Actually, there’s another groups for whom any boom in the London housing market is fantastic news: investors. In recent years, London houses have become increasingly popular not just as a place to live in, but as a safe place to put your money. And whether the buyer is a Russian oligarch, or a moderately affluent buy-to-let investor, the logic is the same: whatever else may be going on in the world, whatever the broader economic conditions, London house prices can be relied on to increase.
Sentiments like that, though, have a historic tendency to be proved suddenly and catastrophically wrong. And there are a number of reasons to think the market might, one day, go into reverse.
One is that – despite how it may feel to those paying them – London rents are currently at an unusually low level compared to house prices. This, the FT‘s Tim Harford pointed out last week, suggests that either rents should soar – or prices should fall.
There’s another reason to suspect that the boom can’t last forever: interest rates can only move in one direction. When they inevitably climb, mortgages that are just about affordable now will suddenly be affordable no longer. Result: more repossessions, fewer new buyers entering the market – and, probably, a fall in prices.
The biggest reason for cynicism, though, is that the current nature of the housing market is likely to exaggerate any such fall. Prices are being driven at least partly by investors – and investors are timid beasts. The price of a home in the capital probably doesn’t need to dip much before everyone concludes that London property isn’t the rock solid investment that they thought it was, and people start to pull their money out before everyone else does.
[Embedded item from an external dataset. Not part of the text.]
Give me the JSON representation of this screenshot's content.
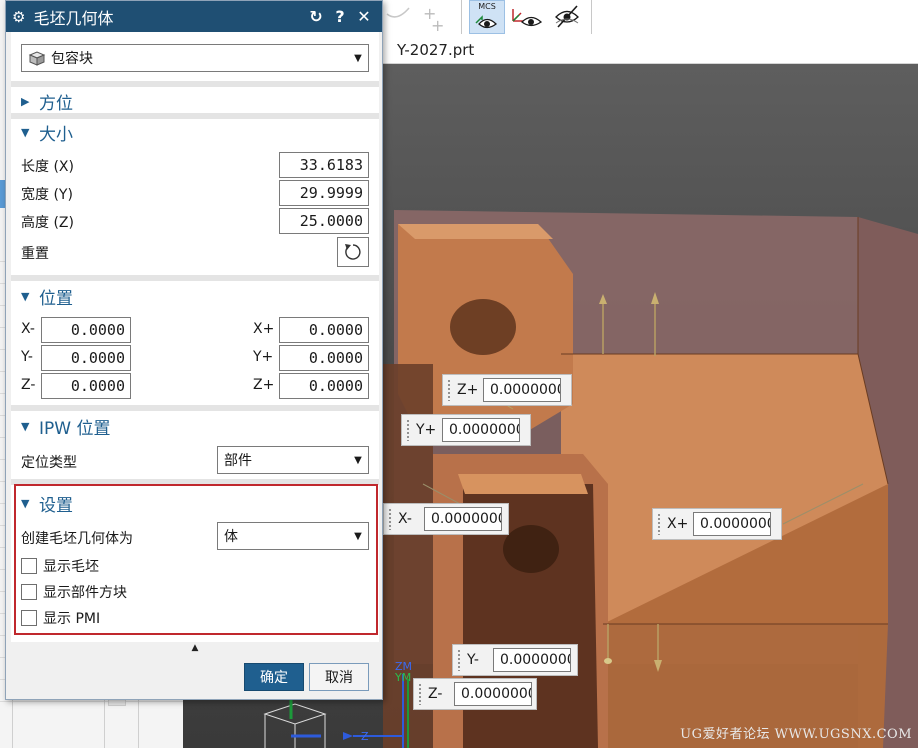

If that happens all bets are off.
That doesn’t mean the market will change direction tomorrow. (It won’t.) Nor does it mean that London’s housing shortage is entirely imaginary: whatever else is going on, there are clearly too many people chasing too few houses.
But as thing stand, prices are also being driven upwards by herd mentality and a bizarre assumption that they can only move one way. It’s the logic of the bubble – and, eventually, bubbles burst.